- Developer: Ubisoft Montreal
- Publisher: Ubisoft
- Engine: Scimitar
- Platforms: Nintendo DS, PlayStation Portable, Wii, PlayStation 3, Xbox 360, PlayStation 2, Microsoft Windows, Mac OS X
- Release: November 13, 2008 Nintendo DS, PlayStation Portable, WiiAU: November 13, 2008; EU: November 14, 2008; NA: November 16, 2008; PlayStation 3, Xbox 360EU: November 14, 2008; NA: November 16, 2008; AU: November 20, 2008; PlayStation 2NA: November 16, 2008; AU: December 4, 2008; EU: December 5, 2008; Microsoft WindowsNA: December 2, 2008; AU: December 4, 2008; EU: December 5, 2008; Mac OS XNA: March 24, 2009; ;
- Genre: sports (snowboarding)
- Modes: Single-player, multiplayer

= Shaun White Snowboarding =

2008 video game

Shaun White Snowboarding is a snowboarding video game developed by Ubisoft Montreal and published by Ubisoft for Nintendo DS, PlayStation Portable, Wii, PlayStation 3, Xbox 360, PlayStation 2, Microsoft Windows and Mac OS X.

The Wii version of the game is titled Shaun White Snowboarding: Road Trip.

==Gameplay==
There are six mountains in Shaun White Snowboarding, including Alaska, Park City, Europe, and Japan. Each mountain features up to three different sections: peak, back country, and park (or resort). There is also a "Target Limited Edition" of the game that is exclusive to Target; this version gives the player access to Target Mountain, a mountain with Target branding all over it. It has been described in-game as extremely difficult to find, and contains additional jibs, character models, and a sponsored version of the standard game's best snowboard which can be unlocked before the player's final challenge against Shaun White. The last mountain, called B.C., is only available in the "Mile-High Pack" paid downloadable content. It is set in British Columbia.

As players progress through the game, they will earn abilities that will help them. Some of the abilities consist of gaining high speeds or the ability to break through obstacles to progress further.

==Reception==

The Wii version of the game received more positive reception than any of the other versions.
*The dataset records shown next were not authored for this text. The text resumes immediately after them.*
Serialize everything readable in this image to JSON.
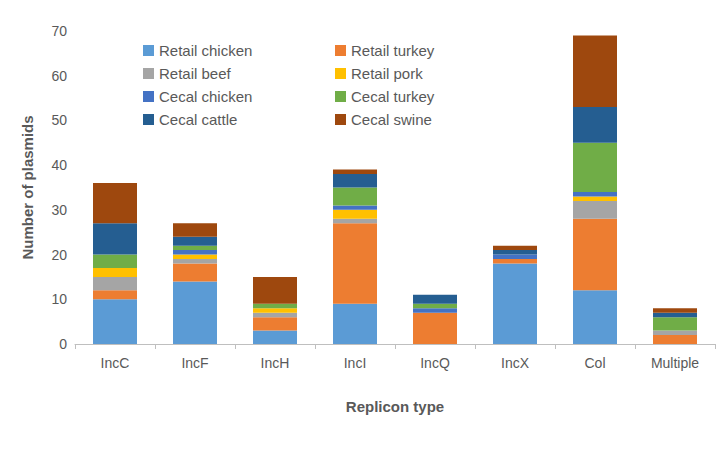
{
  "chart_data": {
    "type": "bar",
    "stacked": true,
    "legend": "top-left",
    "grid": false,
    "x_label": "Replicon type",
    "y_label": "Number of plasmids",
    "categories": [
      "IncC",
      "IncF",
      "IncH",
      "IncI",
      "IncQ",
      "IncX",
      "Col",
      "Multiple"
    ],
    "ylim": [
      0,
      70
    ],
    "yticks": [
      0,
      10,
      20,
      30,
      40,
      50,
      60,
      70
    ],
    "series": [
      {
        "name": "Retail chicken",
        "color": "#5B9BD5",
        "values": [
          10,
          14,
          3,
          9,
          0,
          18,
          12,
          0
        ]
      },
      {
        "name": "Retail turkey",
        "color": "#ED7D31",
        "values": [
          2,
          4,
          3,
          18,
          7,
          1,
          16,
          2
        ]
      },
      {
        "name": "Retail beef",
        "color": "#A5A5A5",
        "values": [
          3,
          1,
          1,
          1,
          0,
          0,
          4,
          1
        ]
      },
      {
        "name": "Retail pork",
        "color": "#FFC000",
        "values": [
          2,
          1,
          1,
          2,
          0,
          0,
          1,
          0
        ]
      },
      {
        "name": "Cecal chicken",
        "color": "#4472C4",
        "values": [
          0,
          1,
          0,
          1,
          1,
          1,
          1,
          0
        ]
      },
      {
        "name": "Cecal turkey",
        "color": "#70AD47",
        "values": [
          3,
          1,
          1,
          4,
          1,
          0,
          11,
          3
        ]
      },
      {
        "name": "Cecal cattle",
        "color": "#255E91",
        "values": [
          7,
          2,
          0,
          3,
          2,
          1,
          8,
          1
        ]
      },
      {
        "name": "Cecal swine",
        "color": "#9E480E",
        "values": [
          9,
          3,
          6,
          1,
          0,
          1,
          16,
          1
        ]
      }
    ]
  }
}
Eurogamer gave the Wii version 7/10, praising it as "the best looking version", singling out the presentation, soundtrack, implementation of the Wii Balance Board controls and multiplayer, while criticizing the Wii Remote controls, half-pipe sections, difficulty level, and short duration of the single-player mode.
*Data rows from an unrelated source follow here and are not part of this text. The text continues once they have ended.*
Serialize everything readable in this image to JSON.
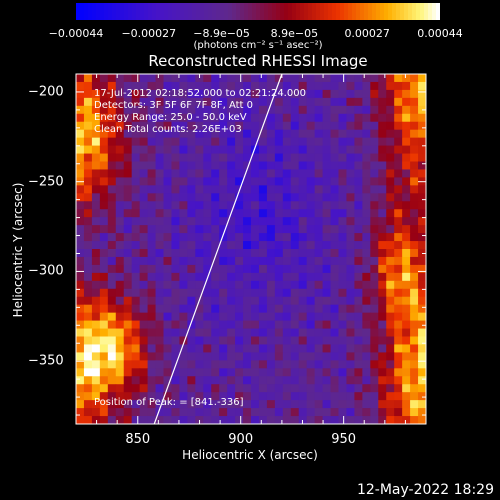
{
  "colorbar": {
    "tick_labels": [
      "−0.00044",
      "−0.00027",
      "−8.9e−05",
      "8.9e−05",
      "0.00027",
      "0.00044"
    ],
    "units_label": "(photons cm⁻² s⁻¹ asec⁻²)",
    "range": [
      -0.00044,
      0.00044
    ]
  },
  "chart_data": {
    "type": "heatmap",
    "title": "Reconstructed RHESSI Image",
    "xlabel": "Heliocentric X (arcsec)",
    "ylabel": "Heliocentric Y (arcsec)",
    "xlim": [
      820,
      990
    ],
    "ylim": [
      -385,
      -190
    ],
    "x_ticks": [
      850,
      900,
      950
    ],
    "y_ticks": [
      -200,
      -250,
      -300,
      -350
    ],
    "colormap": "blue-purple-red-orange-yellow-white",
    "info_lines": [
      "17-Jul-2012 02:18:52.000 to 02:21:24.000",
      "Detectors: 3F 5F 6F 7F 8F, Att 0",
      "Energy Range: 25.0 - 50.0 keV",
      "Clean     Total counts: 2.26E+03"
    ],
    "peak_label": "Position of Peak: = [841.-336]",
    "peak_position": [
      841,
      -336
    ],
    "limb_line": [
      [
        858,
        -385
      ],
      [
        920,
        -190
      ]
    ]
  },
  "footer": {
    "timestamp": "12-May-2022 18:29"
  }
}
Daemon Hatfield of IGN said that "A kid-friendly, motion-controlled version of Shaun White Snowboarding could have been a disaster, but this turns out to be a truly slick edition of the franchise."

The Wii version of Shaun White Snowboarding was the 20th best-selling game of December 2008 in the United States, and it was the best selling version. Over 3 million copies of the game had been sold as of May 2009.
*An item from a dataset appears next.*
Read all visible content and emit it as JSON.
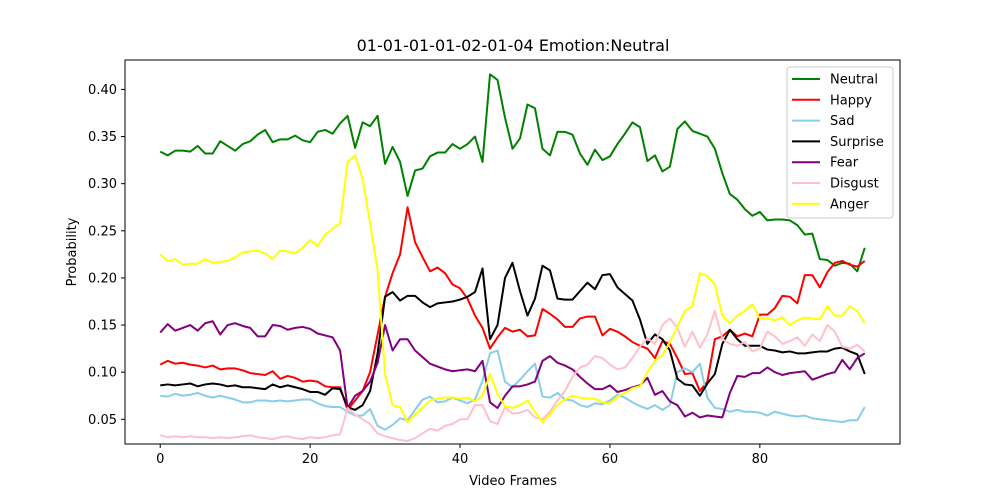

The Wii version was a nominee for several Wii-specific awards from IGN in its 2008 video game awards, including Best New IP, Best Sports Game, Best Graphics Technology, Best Use of the Balance Board, and Game of the Year. The Xbox 360 version was nominated for "Worst Game Everyone Played" by GameSpot in their 2008 video game awards, and was awarded the title of "Most Dubious Use of In-Game Advertising" for excluding 20% of its content from editions not sold from the Target Stores editions.

Aggregate score
| Aggregator | Score |
|---|---|
| Metacritic | Wii: 78% (28 reviews) PSP: 70% (5 reviews) DS: 63% (4 reviews) PS3: 63% (30 reviews) PC: 60% (8 reviews) Xbox 360: 60% (48 reviews) |

Review scores
| Publication | Score |
|---|---|
| Game Informer | 6.75/10 |
| GameSpot | Wii: 7.5/10 DS: 6.5/10 (4 reviews) PS3: 5/10 Xbox 360: 5/10 |
| Official Xbox Magazine (US) | 6.5/10 |

==Sequel and spin-off==
In the many months that followed Snowboardings release, Ubisoft Montreal developed a sequel, Shaun White Snowboarding: World Stage and a spin-off, Shaun White Skateboarding. The former was released exclusively for the Wii and supported the Wii Balance Board and Wii Motion Plus.

An iOS game titled Shaun White Snowboarding: Origins was released in December 2009.